Some six years ago, I started this blog. As some of you will know, its title pays homage to philosopher Thomas Nagel. This past weekend I happened to be in Princeton, and made a photograph of the space where one of Nagel’s most famous characters lived and died: the spider in the urinal of 1879 Hall. Here’s the story, from Chapter XI of Nagel’s book “The View From Nowhere“:
One summer more than ten years ago, when I taught at Princeton, a large spider appeared in the urinal of the men’s room in 1879 Hall, a building that houses the Philosophy Department. When the urinal wasn’t in use, he would perch out on the metal drain at its base, and when it was, he would try to scramble out of the way, sometimes managing to climb an inch or two up the porcelain wall at a point that wasn’t too wet. But sometimes he was caught, tumbled and drenched by the flushing torrent. He didn’t seem to like it, and always got out of the way if he could. But it was a floor-length urinal with a sunken base and a smooth overhanging lip: he was below floor level and couldn’t get out.

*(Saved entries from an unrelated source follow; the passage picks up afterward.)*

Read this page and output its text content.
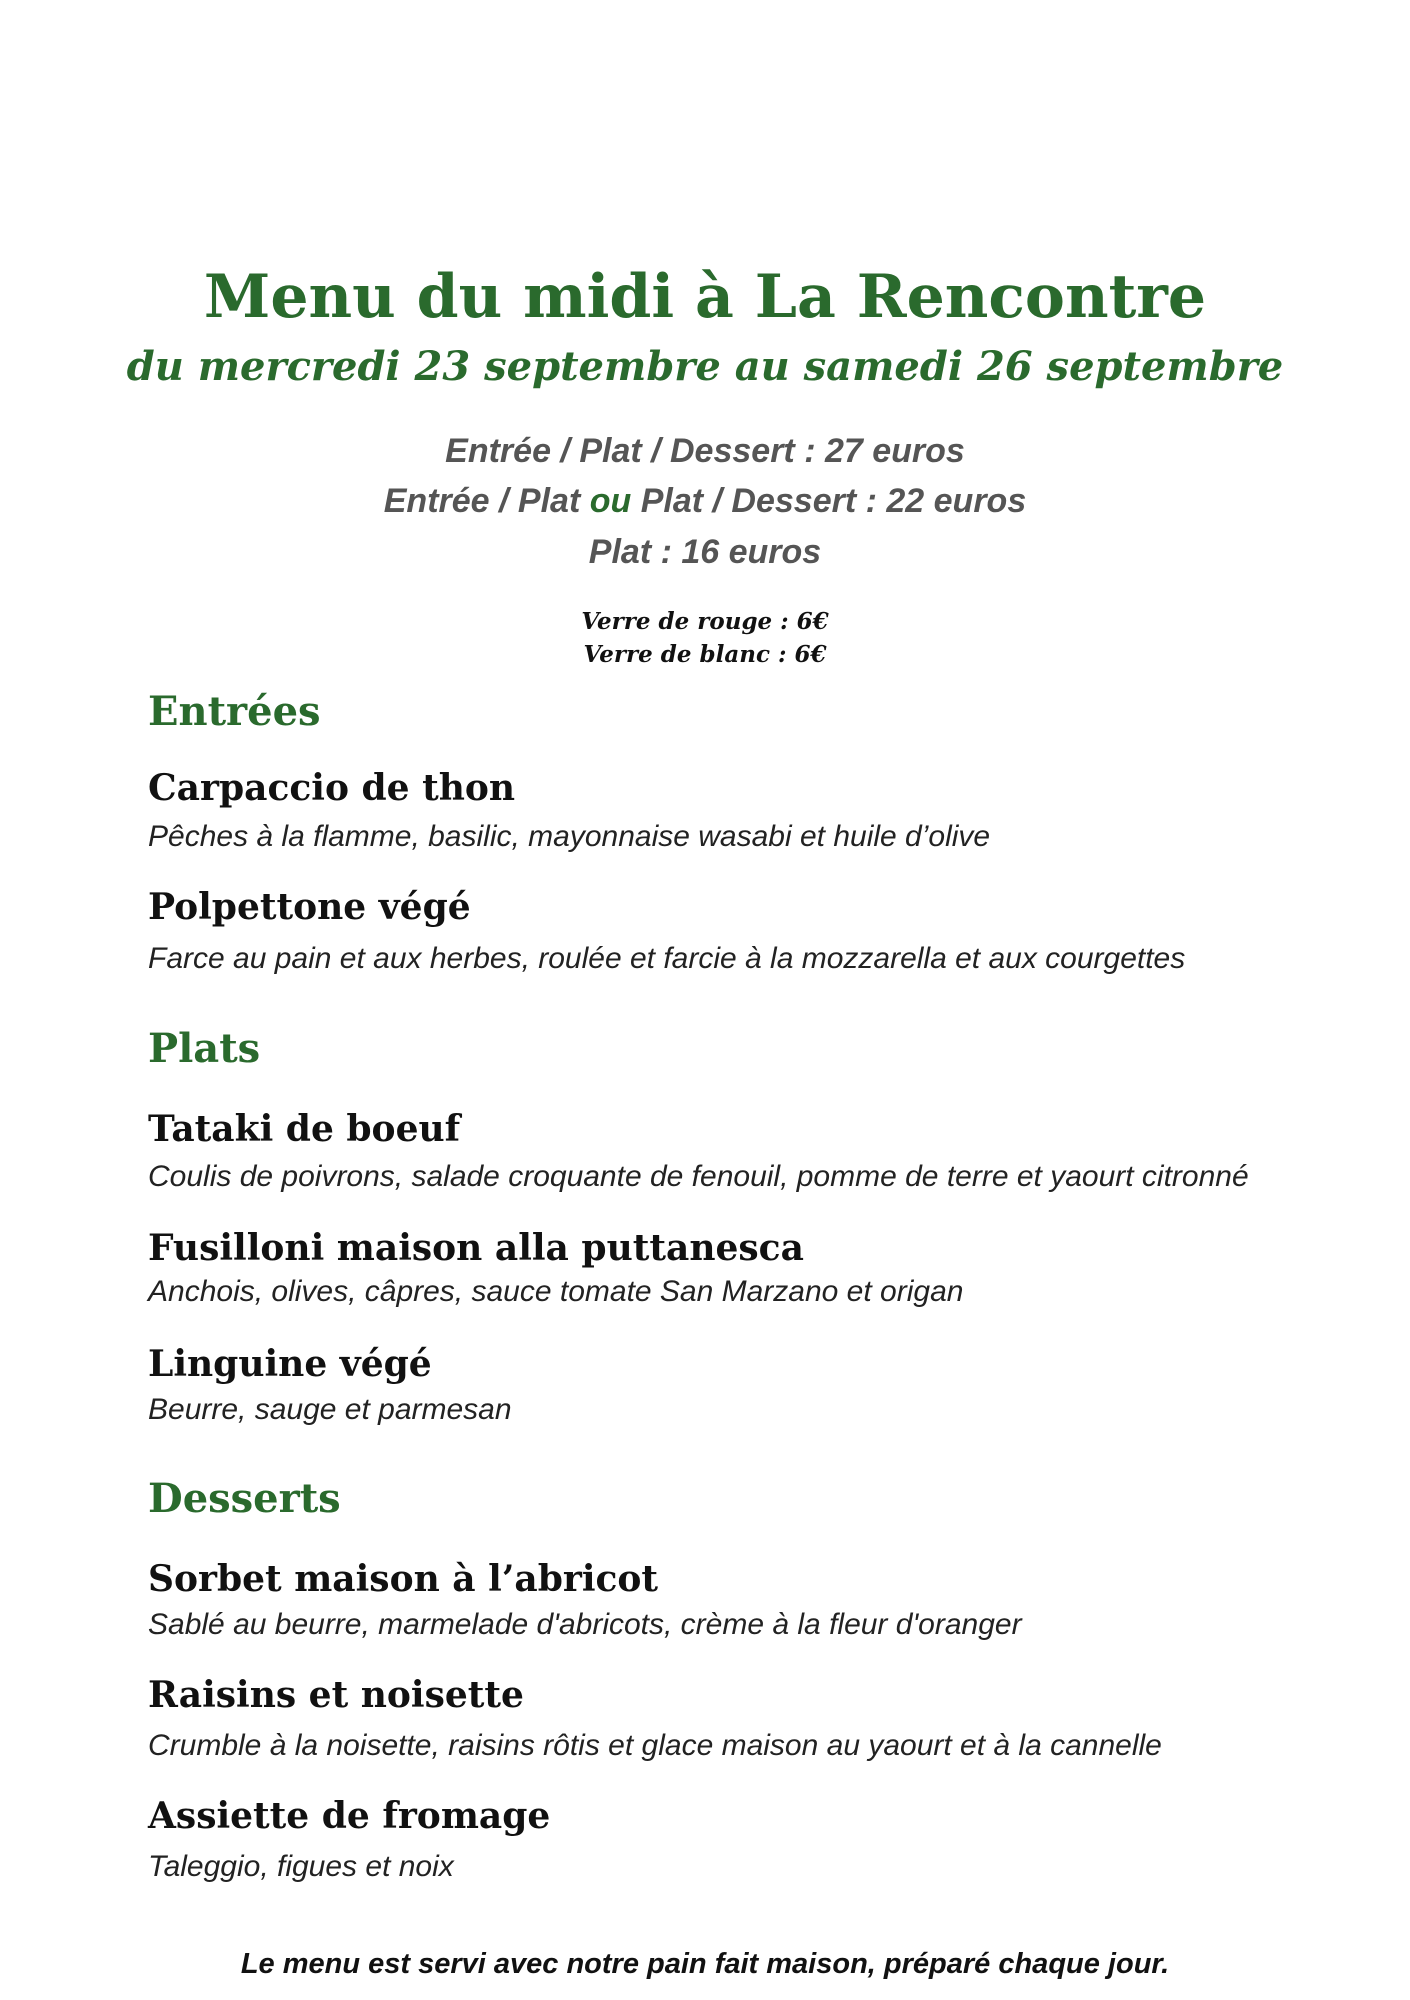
Menu du midi à La Rencontre
du mercredi 23 septembre au samedi 26 septembre
Entrée / Plat / Dessert : 27 euros
Entrée / Plat ou Plat / Dessert : 22 euros
Plat : 16 euros
Verre de rouge : 6€
Verre de blanc : 6€
Entrées
Carpaccio de thon
Pêches à la flamme, basilic, mayonnaise wasabi et huile d’olive
Polpettone végé
Farce au pain et aux herbes, roulée et farcie à la mozzarella et aux courgettes
Plats
Tataki de boeuf
Coulis de poivrons, salade croquante de fenouil, pomme de terre et yaourt citronné
Fusilloni maison alla puttanesca
Anchois, olives, câpres, sauce tomate San Marzano et origan
Linguine végé
Beurre, sauge et parmesan
Desserts
Sorbet maison à l’abricot
Sablé au beurre, marmelade d'abricots, crème à la fleur d'oranger
Raisins et noisette
Crumble à la noisette, raisins rôtis et glace maison au yaourt et à la cannelle
Assiette de fromage
Taleggio, figues et noix
Le menu est servi avec notre pain fait maison, préparé chaque jour.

Somehow he survived, presumably feeding on tiny insects attracted to the site, and was still there when the fall term began. The urinal must have been used more than a hundred times a day, and always it was the same desperate scramble to get out of the way. His life seemed miserable and exhausting.
Gradually our encounters began to oppress me. Of course it might be his natural habitat, but because he was trapped by the smooth porcelain overhang, there was no way for him to get out even if he wanted to, and no way to tell whether he wanted to. None of the other regulars did anything to alter the situation, but as the months wore on and fall turned to winter I arrived with much uncertainty and hesitation at the decision to liberate him. I reflected that if he didn’t like it on the outside or didn’t find enough to eat, he could easily get back. So one day toward the end of the term I took a paper towel from the wall dispenser and extended it to him. His legs grasped the end of the towel and I lifted him out and deposited him on the tile floor.
He just sat there, not moving a muscle. I nudged him slightly with the towel, but nothing happened. I pushed him an inch or two along the tiles, right next to the urinal, but he still didn’t respond. He seemed to be paralyzed. I felt uneasy but thought that if he didn’t want to stay on the tiles when he came to, a few steps would put him back. Meanwhile he was close to the wall and not in danger of being trodden on. I left, but when I came back two hours later he hadn’t moved.
The next day I found him in the same place, his legs shriveled in that way characteristic of dead spiders. His corpse stayed for a week, until they finally swept the floor.
It illustrates the hazards of combining perspectives that are radically distinct. Those hazards take many forms; in this final chapter I shall describe some that arise in connection with our attitude toward our own lives. […]
Getting the image required some teamwork. If I get permission, perhaps I’ll post a little ‘making of’ one of these days.